Random Review #65 Joe Henry - Tiny Voices

C4S3CD3 You might know Joe Henry for a couple of reasons other than his music, he is a renowned producer having produced amongst many, Solomon Burke’s Grammy winning Don’t Give Up On Me, he’s also the Brother-in Law of Madonna and I tell you this only because he’s probably more famous for these reasons rather his music and this is a great tragedy.

This album has a sticker on the front which is an endorsement from Elvis Costello and as Ron Sexsmith can confirm this is usually the kiss of death on a commercial release. Costello seems to try and champion artists that he believes deserve wider recognision of their work but unfortunately I think this has failed with Henry. There are a lot of parallels between Sexsmith and Henry, both are seen by successful musicians as amazing artists and songwriters, both consistently release quality music to critical acclaim, both are unable to gain any commercial success!

Henry’s music is very hard to define and I think that’s half the problem, part Americana, part experimental jazz, part country it doesn’t sit comfortably within any genre and sometimes what an artists need is a label, any label. If I was to try and describe I would say it’s very close to Tom Waits music without the gravel chewing vocals.

I have four Joe Henry albums and I think that’s about half of his output so you can see he’s no fly by night artist. This is the least played of the four only because it’s the newest album I have, and as my music collection has grown I have more music and therefore have more choice and therefore play CD’s less, but I remember playing his Trampoline album virtually on a loop and would have said it was my favourite album but I realise that actually it’s just the one I know the most. This is a great album, understated and I guess best listened to as the sun goes down with a good glass of red in your hand. It’s chilled and deserves to be appreciated in its entirety.

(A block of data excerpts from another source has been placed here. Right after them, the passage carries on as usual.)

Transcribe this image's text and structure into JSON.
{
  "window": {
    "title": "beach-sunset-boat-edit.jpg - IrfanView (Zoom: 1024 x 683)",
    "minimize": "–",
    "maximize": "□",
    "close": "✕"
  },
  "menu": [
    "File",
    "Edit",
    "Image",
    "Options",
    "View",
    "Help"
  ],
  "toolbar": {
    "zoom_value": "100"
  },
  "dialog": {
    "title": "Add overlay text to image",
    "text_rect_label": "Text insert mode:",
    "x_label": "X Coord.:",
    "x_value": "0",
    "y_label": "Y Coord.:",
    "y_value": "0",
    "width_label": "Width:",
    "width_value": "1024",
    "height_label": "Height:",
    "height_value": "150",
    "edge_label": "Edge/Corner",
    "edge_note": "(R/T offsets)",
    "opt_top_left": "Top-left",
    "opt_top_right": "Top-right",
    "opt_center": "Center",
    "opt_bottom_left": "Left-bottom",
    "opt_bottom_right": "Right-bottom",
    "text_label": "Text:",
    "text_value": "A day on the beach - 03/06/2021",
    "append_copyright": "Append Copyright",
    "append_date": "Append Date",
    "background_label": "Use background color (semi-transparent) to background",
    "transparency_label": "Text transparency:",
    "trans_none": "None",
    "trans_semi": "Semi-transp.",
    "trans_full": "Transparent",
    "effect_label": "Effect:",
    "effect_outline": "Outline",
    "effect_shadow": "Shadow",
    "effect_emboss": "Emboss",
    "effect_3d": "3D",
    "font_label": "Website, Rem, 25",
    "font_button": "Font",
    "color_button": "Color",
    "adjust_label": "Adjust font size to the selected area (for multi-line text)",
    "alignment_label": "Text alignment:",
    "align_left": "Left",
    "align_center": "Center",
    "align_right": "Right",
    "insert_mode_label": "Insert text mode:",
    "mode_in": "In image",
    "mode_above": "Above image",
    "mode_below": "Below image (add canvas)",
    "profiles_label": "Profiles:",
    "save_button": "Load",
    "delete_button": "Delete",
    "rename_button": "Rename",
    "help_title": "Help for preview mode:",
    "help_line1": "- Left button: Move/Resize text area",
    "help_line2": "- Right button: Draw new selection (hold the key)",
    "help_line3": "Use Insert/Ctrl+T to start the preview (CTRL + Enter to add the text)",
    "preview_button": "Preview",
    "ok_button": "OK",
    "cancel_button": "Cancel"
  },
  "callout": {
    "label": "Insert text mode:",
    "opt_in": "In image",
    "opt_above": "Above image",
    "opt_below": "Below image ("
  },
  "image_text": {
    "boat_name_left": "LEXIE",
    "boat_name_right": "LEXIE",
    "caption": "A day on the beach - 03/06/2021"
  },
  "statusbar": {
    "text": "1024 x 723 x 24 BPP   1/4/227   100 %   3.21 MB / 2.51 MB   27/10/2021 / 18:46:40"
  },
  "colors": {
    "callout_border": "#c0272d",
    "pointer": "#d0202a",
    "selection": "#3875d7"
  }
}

It’s hard to pick out tracks from this album, such is the quality, tracks seem to merge into each other and before you realise the album is finished, but if I had to choose then Sold, and This Afternoon would be my favourites.

Listening to this again I would say Henry’s music lends it’s self to jazz more than any other genre on this album but don’t left that put you off, there is loads to like about Joe Henry and this album.